Cela fait plus de 15 jours que je ne suis pas venue ici, pour écrire ou partager avec vous mes idées ou réflexions sur la vie. Je crois que ça ne m’est jamais arrivée de partir si longtemps, sauf pour les vacances bien sûr, mais ça les vacances, c’est sacré, surtout dans mon coin de Paradis sur la côte Atlantique. Dans ces moments-là, je bénis même l’absence de réseau, tellement j’ai besoin de prendre le large et me ressourcer auprès de personnes chères à mon cœur. Les vacances sont certainement la seule opportunité que j’ai de passer du temps avec mes amies, personnes que je vois peu, trop peu durant l’année. Alors pendant quelques jours, quelques semaines, je vous fais des infidélités et je retrouve mes racines avec joie.

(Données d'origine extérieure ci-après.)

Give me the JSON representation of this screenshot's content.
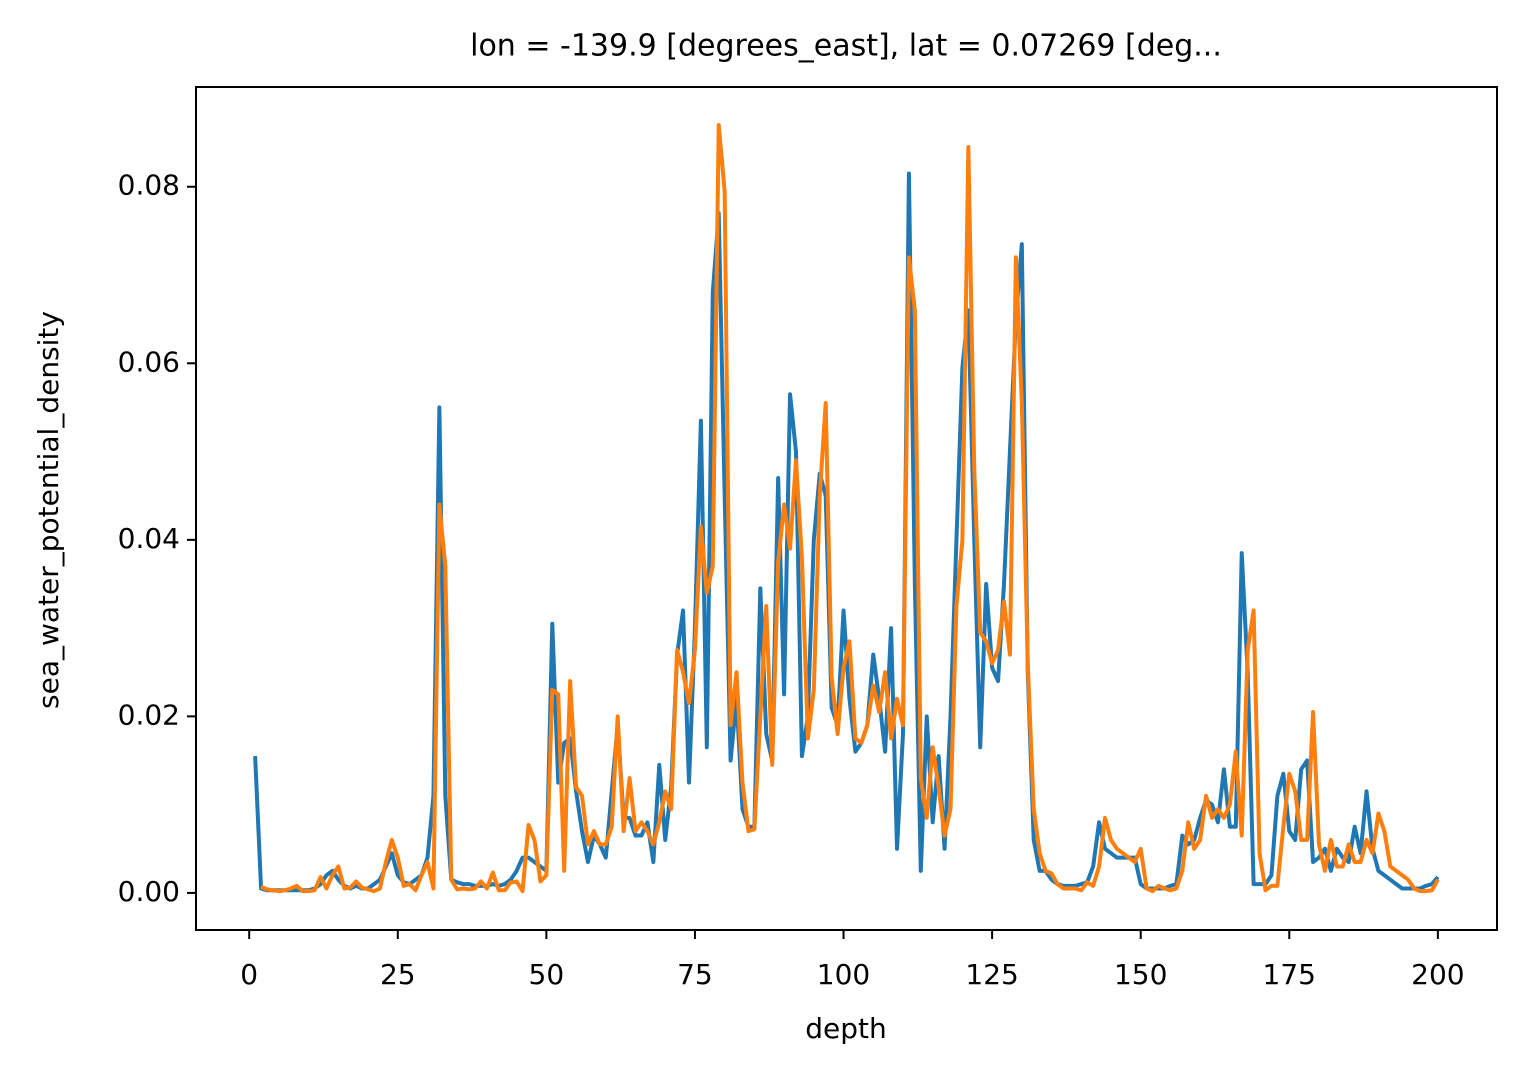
{
  "chart_data": {
    "type": "line",
    "title": "lon = -139.9 [degrees_east], lat = 0.07269 [deg...",
    "xlabel": "depth",
    "ylabel": "sea_water_potential_density",
    "x": [
      1,
      2,
      3,
      4,
      5,
      6,
      7,
      8,
      9,
      10,
      11,
      12,
      13,
      14,
      15,
      16,
      17,
      18,
      19,
      20,
      21,
      22,
      23,
      24,
      25,
      26,
      27,
      28,
      29,
      30,
      31,
      32,
      33,
      34,
      35,
      36,
      37,
      38,
      39,
      40,
      41,
      42,
      43,
      44,
      45,
      46,
      47,
      48,
      49,
      50,
      51,
      52,
      53,
      54,
      55,
      56,
      57,
      58,
      59,
      60,
      61,
      62,
      63,
      64,
      65,
      66,
      67,
      68,
      69,
      70,
      71,
      72,
      73,
      74,
      75,
      76,
      77,
      78,
      79,
      80,
      81,
      82,
      83,
      84,
      85,
      86,
      87,
      88,
      89,
      90,
      91,
      92,
      93,
      94,
      95,
      96,
      97,
      98,
      99,
      100,
      101,
      102,
      103,
      104,
      105,
      106,
      107,
      108,
      109,
      110,
      111,
      112,
      113,
      114,
      115,
      116,
      117,
      118,
      119,
      120,
      121,
      122,
      123,
      124,
      125,
      126,
      127,
      128,
      129,
      130,
      131,
      132,
      133,
      134,
      135,
      136,
      137,
      138,
      139,
      140,
      141,
      142,
      143,
      144,
      145,
      146,
      147,
      148,
      149,
      150,
      151,
      152,
      153,
      154,
      155,
      156,
      157,
      158,
      159,
      160,
      161,
      162,
      163,
      164,
      165,
      166,
      167,
      168,
      169,
      170,
      171,
      172,
      173,
      174,
      175,
      176,
      177,
      178,
      179,
      180,
      181,
      182,
      183,
      184,
      185,
      186,
      187,
      188,
      189,
      190,
      191,
      192,
      193,
      194,
      195,
      196,
      197,
      198,
      199,
      200
    ],
    "series": [
      {
        "color": "#1f77b4",
        "values": [
          0.0155,
          0.0005,
          0.0003,
          0.0003,
          0.0003,
          0.0003,
          0.0003,
          0.0003,
          0.0003,
          0.0003,
          0.0005,
          0.001,
          0.002,
          0.0025,
          0.0015,
          0.0008,
          0.0005,
          0.0008,
          0.0005,
          0.0005,
          0.001,
          0.0015,
          0.003,
          0.0045,
          0.002,
          0.0012,
          0.001,
          0.0015,
          0.002,
          0.004,
          0.011,
          0.055,
          0.011,
          0.0015,
          0.0012,
          0.001,
          0.001,
          0.0008,
          0.0008,
          0.0008,
          0.001,
          0.0008,
          0.001,
          0.0015,
          0.0025,
          0.004,
          0.004,
          0.0035,
          0.003,
          0.0025,
          0.0305,
          0.0125,
          0.017,
          0.0175,
          0.0115,
          0.007,
          0.0035,
          0.0065,
          0.0055,
          0.004,
          0.0115,
          0.019,
          0.0085,
          0.0085,
          0.0065,
          0.0065,
          0.008,
          0.0035,
          0.0145,
          0.006,
          0.012,
          0.027,
          0.032,
          0.0125,
          0.03,
          0.0535,
          0.0165,
          0.068,
          0.077,
          0.045,
          0.015,
          0.022,
          0.0095,
          0.0075,
          0.0075,
          0.0345,
          0.018,
          0.015,
          0.047,
          0.0225,
          0.0565,
          0.05,
          0.0155,
          0.02,
          0.04,
          0.0475,
          0.045,
          0.021,
          0.019,
          0.032,
          0.022,
          0.016,
          0.017,
          0.019,
          0.027,
          0.022,
          0.016,
          0.03,
          0.005,
          0.018,
          0.0815,
          0.035,
          0.0025,
          0.02,
          0.008,
          0.0155,
          0.005,
          0.02,
          0.04,
          0.0595,
          0.066,
          0.04,
          0.0165,
          0.035,
          0.0255,
          0.024,
          0.035,
          0.05,
          0.065,
          0.0735,
          0.025,
          0.006,
          0.0025,
          0.0025,
          0.0015,
          0.001,
          0.0008,
          0.0008,
          0.0008,
          0.001,
          0.0012,
          0.003,
          0.008,
          0.005,
          0.0045,
          0.004,
          0.004,
          0.004,
          0.004,
          0.001,
          0.0005,
          0.0005,
          0.0005,
          0.0005,
          0.0008,
          0.001,
          0.0065,
          0.0055,
          0.006,
          0.0085,
          0.0105,
          0.01,
          0.008,
          0.014,
          0.0075,
          0.0075,
          0.0385,
          0.025,
          0.001,
          0.001,
          0.001,
          0.002,
          0.011,
          0.0135,
          0.007,
          0.006,
          0.014,
          0.015,
          0.0035,
          0.004,
          0.005,
          0.0025,
          0.005,
          0.004,
          0.0035,
          0.0075,
          0.0045,
          0.0115,
          0.005,
          0.0025,
          0.002,
          0.0015,
          0.001,
          0.0005,
          0.0005,
          0.0005,
          0.0005,
          0.0008,
          0.001,
          0.0018
        ]
      },
      {
        "color": "#ff7f0e",
        "values": [
          null,
          0.0007,
          0.0004,
          0.0003,
          0.0002,
          0.0003,
          0.0005,
          0.0008,
          0.0002,
          0.0002,
          0.0003,
          0.0018,
          0.0005,
          0.002,
          0.003,
          0.0005,
          0.0006,
          0.0013,
          0.0006,
          0.0004,
          0.0002,
          0.0005,
          0.0035,
          0.006,
          0.004,
          0.0008,
          0.001,
          0.0003,
          0.002,
          0.0035,
          0.0005,
          0.044,
          0.037,
          0.0015,
          0.0004,
          0.0005,
          0.0004,
          0.0005,
          0.0013,
          0.0005,
          0.0023,
          0.0003,
          0.0003,
          0.0012,
          0.0013,
          0.0002,
          0.0077,
          0.006,
          0.0013,
          0.002,
          0.023,
          0.0225,
          0.0025,
          0.024,
          0.012,
          0.011,
          0.0055,
          0.007,
          0.0055,
          0.0055,
          0.0075,
          0.02,
          0.007,
          0.013,
          0.007,
          0.008,
          0.007,
          0.0055,
          0.008,
          0.0115,
          0.0095,
          0.0275,
          0.025,
          0.0215,
          0.0275,
          0.0415,
          0.034,
          0.037,
          0.087,
          0.0795,
          0.019,
          0.025,
          0.0125,
          0.007,
          0.0072,
          0.02,
          0.0325,
          0.0145,
          0.0375,
          0.044,
          0.039,
          0.049,
          0.038,
          0.0175,
          0.023,
          0.045,
          0.0555,
          0.0245,
          0.018,
          0.0255,
          0.0285,
          0.0175,
          0.017,
          0.019,
          0.0235,
          0.0205,
          0.025,
          0.0175,
          0.022,
          0.019,
          0.072,
          0.066,
          0.013,
          0.0085,
          0.0165,
          0.012,
          0.0065,
          0.0095,
          0.0325,
          0.04,
          0.0845,
          0.048,
          0.0295,
          0.0285,
          0.026,
          0.0275,
          0.033,
          0.027,
          0.072,
          0.0555,
          0.026,
          0.0095,
          0.0045,
          0.0025,
          0.0022,
          0.001,
          0.0005,
          0.0005,
          0.0005,
          0.0003,
          0.0012,
          0.0008,
          0.003,
          0.0085,
          0.006,
          0.005,
          0.0045,
          0.004,
          0.0035,
          0.005,
          0.0005,
          0.0002,
          0.0008,
          0.0005,
          0.0003,
          0.0005,
          0.0025,
          0.008,
          0.005,
          0.006,
          0.011,
          0.0085,
          0.0095,
          0.0085,
          0.01,
          0.016,
          0.0065,
          0.0275,
          0.032,
          0.0045,
          0.0003,
          0.0008,
          0.0008,
          0.0075,
          0.0135,
          0.0115,
          0.006,
          0.006,
          0.0205,
          0.0055,
          0.0025,
          0.006,
          0.003,
          0.003,
          0.0055,
          0.0035,
          0.0035,
          0.006,
          0.0045,
          0.009,
          0.007,
          0.003,
          0.0025,
          0.002,
          0.0015,
          0.0005,
          0.0002,
          0.0002,
          0.0003,
          0.0015
        ]
      }
    ],
    "xlim": [
      -8.95,
      209.95
    ],
    "ylim": [
      -0.0042,
      0.0913
    ],
    "xticks": [
      0,
      25,
      50,
      75,
      100,
      125,
      150,
      175,
      200
    ],
    "yticks": [
      {
        "value": 0,
        "label": "0.00"
      },
      0.02,
      0.04,
      0.06,
      0.08
    ],
    "grid": false
  }
}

Je n’étais pas en vacances, je n’étais d’ailleurs pas loin. Mais certaines le savent, un gros coup de blues s’est abattu sur moi la semaine dernière. Je n’avais plus goût – pas à rien quand même – à écrire. Je me sentais vide en tant qu’écrivain. Je me répétais « à quoi bon » et je doutais de mes qualités, de mes compétences et même de ce projet réalisé, pour qui, pour quoi…Comme vous le voyez, je me trouvais au top de ma forme !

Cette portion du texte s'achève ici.